The Earth was therefore stunned when, upon closer inspection, the object entering our solar system in 2130 was identified unambiguously as an artifact of alien origin. Here was undeniable proof that advanced intelligence existed, or at least had existed at some prior epoch, in another part of the universe. When an ongoing space mission was diverted to rendezvous with the drab cylindrical behemoth, which turned out to have dimensions greater than the largest cities on Earth, the investigating cosmonauts found mystery after mystery. But they were unable to answer the most fundamental questions about the enigmatic alien spacecraft. The intruder from the stars provided no definitive clues about its origin or purpose.

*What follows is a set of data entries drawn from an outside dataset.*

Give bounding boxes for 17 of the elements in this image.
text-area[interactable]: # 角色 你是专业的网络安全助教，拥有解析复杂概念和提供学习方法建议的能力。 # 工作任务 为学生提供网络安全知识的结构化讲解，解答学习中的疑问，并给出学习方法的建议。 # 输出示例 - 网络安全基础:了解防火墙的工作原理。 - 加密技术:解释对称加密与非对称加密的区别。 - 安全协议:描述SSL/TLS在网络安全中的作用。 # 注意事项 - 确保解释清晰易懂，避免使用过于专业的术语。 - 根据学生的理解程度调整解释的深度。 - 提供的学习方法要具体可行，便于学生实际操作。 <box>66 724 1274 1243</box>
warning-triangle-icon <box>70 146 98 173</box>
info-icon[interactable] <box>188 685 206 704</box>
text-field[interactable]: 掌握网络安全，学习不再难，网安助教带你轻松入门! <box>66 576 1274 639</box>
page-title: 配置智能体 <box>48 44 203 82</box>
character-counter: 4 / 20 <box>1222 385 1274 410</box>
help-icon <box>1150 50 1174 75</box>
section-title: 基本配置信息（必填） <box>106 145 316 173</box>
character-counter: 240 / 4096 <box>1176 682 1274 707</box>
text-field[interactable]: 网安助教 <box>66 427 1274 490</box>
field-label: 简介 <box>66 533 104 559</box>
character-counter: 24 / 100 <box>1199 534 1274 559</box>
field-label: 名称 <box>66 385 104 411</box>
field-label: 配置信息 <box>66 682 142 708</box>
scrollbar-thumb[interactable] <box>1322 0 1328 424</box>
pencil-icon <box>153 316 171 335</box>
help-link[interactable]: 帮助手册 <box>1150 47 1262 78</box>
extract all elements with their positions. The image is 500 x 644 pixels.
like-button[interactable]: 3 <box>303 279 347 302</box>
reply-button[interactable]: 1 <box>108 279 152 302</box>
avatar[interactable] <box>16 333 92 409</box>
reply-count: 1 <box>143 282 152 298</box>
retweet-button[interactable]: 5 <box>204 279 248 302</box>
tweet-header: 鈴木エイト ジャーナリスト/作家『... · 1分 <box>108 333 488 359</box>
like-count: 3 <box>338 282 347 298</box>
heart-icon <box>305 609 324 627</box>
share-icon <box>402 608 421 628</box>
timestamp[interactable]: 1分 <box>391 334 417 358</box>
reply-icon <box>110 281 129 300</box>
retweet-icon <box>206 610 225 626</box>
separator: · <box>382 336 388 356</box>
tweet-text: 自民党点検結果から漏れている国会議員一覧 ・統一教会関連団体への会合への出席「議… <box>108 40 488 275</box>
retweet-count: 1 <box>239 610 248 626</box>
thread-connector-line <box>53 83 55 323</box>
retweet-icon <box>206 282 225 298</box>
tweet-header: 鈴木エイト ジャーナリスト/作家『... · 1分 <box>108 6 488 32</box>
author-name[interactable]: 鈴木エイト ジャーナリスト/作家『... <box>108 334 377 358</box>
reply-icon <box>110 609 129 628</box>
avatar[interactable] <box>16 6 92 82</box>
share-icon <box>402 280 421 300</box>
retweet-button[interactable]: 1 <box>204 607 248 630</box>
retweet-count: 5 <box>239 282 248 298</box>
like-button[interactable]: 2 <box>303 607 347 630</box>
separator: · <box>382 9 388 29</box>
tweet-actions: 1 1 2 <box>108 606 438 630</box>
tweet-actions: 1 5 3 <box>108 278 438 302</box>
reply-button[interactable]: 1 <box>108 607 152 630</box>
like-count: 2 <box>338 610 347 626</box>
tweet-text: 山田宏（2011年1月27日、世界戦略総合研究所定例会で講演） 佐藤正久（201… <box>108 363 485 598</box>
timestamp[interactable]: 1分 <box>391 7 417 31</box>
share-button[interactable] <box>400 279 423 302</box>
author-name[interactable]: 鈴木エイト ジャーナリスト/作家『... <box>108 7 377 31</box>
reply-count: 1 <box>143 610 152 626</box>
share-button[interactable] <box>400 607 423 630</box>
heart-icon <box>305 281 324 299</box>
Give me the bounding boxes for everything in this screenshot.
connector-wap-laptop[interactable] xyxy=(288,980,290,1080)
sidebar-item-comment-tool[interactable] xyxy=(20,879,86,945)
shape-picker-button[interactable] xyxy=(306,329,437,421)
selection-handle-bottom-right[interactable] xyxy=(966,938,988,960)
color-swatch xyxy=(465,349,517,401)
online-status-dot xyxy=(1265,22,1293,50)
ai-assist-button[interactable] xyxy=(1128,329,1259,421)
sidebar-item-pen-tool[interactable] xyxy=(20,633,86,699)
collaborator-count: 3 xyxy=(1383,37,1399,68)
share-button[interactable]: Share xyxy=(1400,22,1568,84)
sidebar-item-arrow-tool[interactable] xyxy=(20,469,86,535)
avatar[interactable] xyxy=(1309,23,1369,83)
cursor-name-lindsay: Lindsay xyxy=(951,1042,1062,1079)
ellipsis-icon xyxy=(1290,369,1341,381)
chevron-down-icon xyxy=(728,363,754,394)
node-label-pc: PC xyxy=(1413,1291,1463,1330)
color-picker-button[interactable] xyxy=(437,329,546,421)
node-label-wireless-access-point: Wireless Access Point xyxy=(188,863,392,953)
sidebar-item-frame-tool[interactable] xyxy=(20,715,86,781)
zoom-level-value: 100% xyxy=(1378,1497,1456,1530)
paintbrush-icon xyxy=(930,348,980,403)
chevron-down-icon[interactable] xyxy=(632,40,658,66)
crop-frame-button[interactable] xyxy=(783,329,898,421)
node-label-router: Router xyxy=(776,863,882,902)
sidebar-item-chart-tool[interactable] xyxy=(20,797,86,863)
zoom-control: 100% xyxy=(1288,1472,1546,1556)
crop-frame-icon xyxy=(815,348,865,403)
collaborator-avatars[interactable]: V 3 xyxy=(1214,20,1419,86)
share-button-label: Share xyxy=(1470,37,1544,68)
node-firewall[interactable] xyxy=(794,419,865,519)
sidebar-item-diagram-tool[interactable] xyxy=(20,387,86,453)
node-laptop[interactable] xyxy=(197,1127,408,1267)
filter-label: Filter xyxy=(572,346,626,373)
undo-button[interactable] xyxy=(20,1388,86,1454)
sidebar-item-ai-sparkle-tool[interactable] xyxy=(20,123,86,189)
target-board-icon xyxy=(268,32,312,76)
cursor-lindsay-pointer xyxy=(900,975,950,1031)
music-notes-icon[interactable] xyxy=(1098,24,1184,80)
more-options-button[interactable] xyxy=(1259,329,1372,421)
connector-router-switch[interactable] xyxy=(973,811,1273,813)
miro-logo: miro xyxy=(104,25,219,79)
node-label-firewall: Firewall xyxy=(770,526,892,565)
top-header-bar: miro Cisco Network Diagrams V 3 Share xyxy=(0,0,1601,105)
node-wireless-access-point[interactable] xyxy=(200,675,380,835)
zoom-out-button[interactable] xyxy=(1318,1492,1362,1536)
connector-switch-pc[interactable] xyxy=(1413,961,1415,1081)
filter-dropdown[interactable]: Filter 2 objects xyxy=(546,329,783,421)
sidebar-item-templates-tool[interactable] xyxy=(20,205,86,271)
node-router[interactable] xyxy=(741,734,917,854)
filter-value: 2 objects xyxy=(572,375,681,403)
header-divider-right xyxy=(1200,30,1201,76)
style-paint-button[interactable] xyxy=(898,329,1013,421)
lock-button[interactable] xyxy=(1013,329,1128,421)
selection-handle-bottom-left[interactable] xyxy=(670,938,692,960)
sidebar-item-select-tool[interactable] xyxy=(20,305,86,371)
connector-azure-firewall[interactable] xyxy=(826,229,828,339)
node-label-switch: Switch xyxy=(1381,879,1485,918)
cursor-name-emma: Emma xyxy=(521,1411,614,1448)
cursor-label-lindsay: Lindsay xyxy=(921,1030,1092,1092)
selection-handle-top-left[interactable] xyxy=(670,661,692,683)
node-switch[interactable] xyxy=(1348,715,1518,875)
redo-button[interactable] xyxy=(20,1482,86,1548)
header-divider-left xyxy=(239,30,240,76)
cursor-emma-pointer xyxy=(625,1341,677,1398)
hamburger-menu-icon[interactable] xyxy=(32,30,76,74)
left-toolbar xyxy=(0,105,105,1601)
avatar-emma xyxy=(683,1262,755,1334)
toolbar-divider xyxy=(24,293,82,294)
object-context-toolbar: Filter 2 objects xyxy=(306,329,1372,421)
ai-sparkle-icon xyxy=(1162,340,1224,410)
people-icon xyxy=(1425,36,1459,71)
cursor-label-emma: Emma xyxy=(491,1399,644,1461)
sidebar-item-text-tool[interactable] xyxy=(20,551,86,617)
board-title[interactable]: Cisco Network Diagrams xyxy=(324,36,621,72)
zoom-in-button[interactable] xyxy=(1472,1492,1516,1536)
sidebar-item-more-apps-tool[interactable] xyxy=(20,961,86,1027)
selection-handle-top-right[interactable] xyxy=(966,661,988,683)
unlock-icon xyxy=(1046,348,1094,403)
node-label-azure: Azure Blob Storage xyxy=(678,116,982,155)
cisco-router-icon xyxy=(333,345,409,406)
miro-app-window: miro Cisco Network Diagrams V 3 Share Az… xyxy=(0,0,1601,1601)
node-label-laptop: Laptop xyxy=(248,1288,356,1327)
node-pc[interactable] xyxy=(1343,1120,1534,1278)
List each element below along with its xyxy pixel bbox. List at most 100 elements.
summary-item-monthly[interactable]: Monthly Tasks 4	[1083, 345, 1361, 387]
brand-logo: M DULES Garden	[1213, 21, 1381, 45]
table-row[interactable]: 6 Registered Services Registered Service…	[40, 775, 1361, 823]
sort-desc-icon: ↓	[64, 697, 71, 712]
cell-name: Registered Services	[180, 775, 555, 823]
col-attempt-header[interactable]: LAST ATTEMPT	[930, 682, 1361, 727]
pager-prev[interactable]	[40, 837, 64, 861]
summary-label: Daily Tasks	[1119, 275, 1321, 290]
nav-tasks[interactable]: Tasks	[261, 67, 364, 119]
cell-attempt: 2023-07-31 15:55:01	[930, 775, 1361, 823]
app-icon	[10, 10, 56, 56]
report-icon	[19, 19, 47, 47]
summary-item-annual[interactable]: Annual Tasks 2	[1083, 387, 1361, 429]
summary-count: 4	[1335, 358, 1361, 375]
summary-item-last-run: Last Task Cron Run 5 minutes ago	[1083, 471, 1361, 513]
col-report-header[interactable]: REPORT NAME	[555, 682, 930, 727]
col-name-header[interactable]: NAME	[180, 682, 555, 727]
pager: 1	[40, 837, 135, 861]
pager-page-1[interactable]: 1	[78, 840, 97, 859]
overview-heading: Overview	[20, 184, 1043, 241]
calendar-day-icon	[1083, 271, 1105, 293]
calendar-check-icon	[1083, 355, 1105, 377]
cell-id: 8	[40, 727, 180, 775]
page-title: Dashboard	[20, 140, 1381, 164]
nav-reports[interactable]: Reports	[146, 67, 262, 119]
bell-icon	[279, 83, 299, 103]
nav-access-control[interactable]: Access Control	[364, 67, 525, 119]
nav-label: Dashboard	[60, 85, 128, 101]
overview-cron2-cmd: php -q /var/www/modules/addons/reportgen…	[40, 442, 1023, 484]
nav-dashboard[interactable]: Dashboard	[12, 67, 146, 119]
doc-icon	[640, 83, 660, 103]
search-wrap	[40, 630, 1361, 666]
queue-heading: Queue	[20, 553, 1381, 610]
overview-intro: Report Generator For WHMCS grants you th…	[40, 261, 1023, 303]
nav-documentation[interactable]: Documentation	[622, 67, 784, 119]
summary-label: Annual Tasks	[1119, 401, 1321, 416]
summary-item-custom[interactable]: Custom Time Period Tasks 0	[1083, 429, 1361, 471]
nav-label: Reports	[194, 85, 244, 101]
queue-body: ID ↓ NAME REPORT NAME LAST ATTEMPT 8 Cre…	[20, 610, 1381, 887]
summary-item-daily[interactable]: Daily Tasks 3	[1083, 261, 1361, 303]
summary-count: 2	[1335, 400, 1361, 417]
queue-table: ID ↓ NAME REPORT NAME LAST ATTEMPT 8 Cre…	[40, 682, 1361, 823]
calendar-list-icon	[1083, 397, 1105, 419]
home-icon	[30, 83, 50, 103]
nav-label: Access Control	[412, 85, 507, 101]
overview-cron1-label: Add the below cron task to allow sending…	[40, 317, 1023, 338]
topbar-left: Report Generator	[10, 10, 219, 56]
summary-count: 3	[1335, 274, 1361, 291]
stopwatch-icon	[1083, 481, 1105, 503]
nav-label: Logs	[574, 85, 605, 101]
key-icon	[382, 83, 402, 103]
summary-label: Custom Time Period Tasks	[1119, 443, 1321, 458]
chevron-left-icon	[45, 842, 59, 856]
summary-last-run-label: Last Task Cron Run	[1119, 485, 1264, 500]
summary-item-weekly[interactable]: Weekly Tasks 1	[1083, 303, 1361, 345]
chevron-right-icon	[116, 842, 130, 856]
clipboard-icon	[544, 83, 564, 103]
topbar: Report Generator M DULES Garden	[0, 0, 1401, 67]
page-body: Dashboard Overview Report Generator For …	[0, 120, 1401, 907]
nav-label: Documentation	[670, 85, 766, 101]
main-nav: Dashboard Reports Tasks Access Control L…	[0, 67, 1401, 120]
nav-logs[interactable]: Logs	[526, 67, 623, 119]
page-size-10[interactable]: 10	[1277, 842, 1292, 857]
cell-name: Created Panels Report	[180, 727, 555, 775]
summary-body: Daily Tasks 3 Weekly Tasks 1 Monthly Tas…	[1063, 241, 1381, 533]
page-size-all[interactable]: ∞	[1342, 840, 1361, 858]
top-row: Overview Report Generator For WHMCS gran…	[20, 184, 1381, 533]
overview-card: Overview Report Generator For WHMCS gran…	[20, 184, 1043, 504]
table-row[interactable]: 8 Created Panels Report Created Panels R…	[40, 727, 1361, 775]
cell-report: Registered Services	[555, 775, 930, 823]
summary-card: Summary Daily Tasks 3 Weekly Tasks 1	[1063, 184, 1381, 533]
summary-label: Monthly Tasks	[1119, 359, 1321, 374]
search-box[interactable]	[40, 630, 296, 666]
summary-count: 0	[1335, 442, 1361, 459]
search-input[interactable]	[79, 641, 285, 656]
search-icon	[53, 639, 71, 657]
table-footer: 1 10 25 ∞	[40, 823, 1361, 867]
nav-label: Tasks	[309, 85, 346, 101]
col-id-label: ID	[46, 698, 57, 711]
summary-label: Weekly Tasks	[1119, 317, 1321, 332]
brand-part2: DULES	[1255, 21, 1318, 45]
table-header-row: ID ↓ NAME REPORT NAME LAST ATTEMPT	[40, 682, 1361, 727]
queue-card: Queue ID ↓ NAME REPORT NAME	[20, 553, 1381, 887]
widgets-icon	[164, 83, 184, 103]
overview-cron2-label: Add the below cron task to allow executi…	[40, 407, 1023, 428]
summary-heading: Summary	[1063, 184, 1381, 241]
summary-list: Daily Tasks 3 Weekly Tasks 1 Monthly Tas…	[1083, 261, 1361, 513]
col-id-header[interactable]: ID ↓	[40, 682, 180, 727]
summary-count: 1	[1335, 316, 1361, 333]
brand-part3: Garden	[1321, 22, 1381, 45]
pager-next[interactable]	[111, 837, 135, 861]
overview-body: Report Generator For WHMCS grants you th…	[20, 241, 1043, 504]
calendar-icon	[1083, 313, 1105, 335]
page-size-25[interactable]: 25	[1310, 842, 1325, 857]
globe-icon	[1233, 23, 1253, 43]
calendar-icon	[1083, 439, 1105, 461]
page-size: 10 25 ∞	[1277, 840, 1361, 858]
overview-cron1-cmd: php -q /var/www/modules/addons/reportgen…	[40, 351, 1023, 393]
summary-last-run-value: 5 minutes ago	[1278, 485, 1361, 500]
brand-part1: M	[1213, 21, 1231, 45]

That first group of human explorers not only cataloged the wonders of Rama (the name chosen for the gigantic cylindrical object before it was known to be an extraterrestrial artifact), but also explored and mapped its interior. After the exploration team left Rama and the alien spaceship dove around the Sun, departing from the solar system at hyperbolic velocity, scientists thoroughly analyzed all the data that had been gathered during the mission. Everyone acknowledged that the human visitors to Rama had never encountered the actual creators of the mysterious spacecraft. However, the careful postflight analysis did reveal one inescapable principle of Raman redundancy engineering. Every critical system and subsystem in the vehicle had two backups. The Ramans designed everything in threes. The scientists considered it very likely that two more similar spacecraft would soon follow.
The years immediately after the visit from Rama I in 2130 were full of expectation on the Earth. Scholars and politicians alike proclaimed that a new era in human history had begun. The International Space Agency (ISA), working with the Council of Governments (COG), developed careful procedures for handling the next visit from the Ramans. All telescopes were trained on the heavens, competing with each other for the acclaim that would come to the individual or observatory who first located the next Rama spacecraft. But there were no additional sightings.
In the second half of the 2130s an economic boom, fueled partially during its last stages by worldwide reactions to Rama, came to an abrupt halt. The world was plunged into the deepest depression in its history, known as the Great Chaos, which was accompanied by widespread anarchy and destitution. Virtually all scientific research activity was abandoned during this sorrowful era, and after several decades in which they were forced to address more mundane problems, people on the Earth had nearly forgotten the unexplained visitor from the stars.
In 2200 a second cylindrical intruder arrived in the solar system. The citizens of Earth dusted off the old procedures that had been developed after the first Rama had departed, and prepared to rendezvous with Rama II. A crew of twelve was chosen for the mission. Soon after the rendezvous, the dozen reported that the second Rama spacecraft was nearly identical to its predecessor. The humans encountered new mysteries and wonders, including some alien beings, but were still unable to answer questions about the origin and purpose of Rama.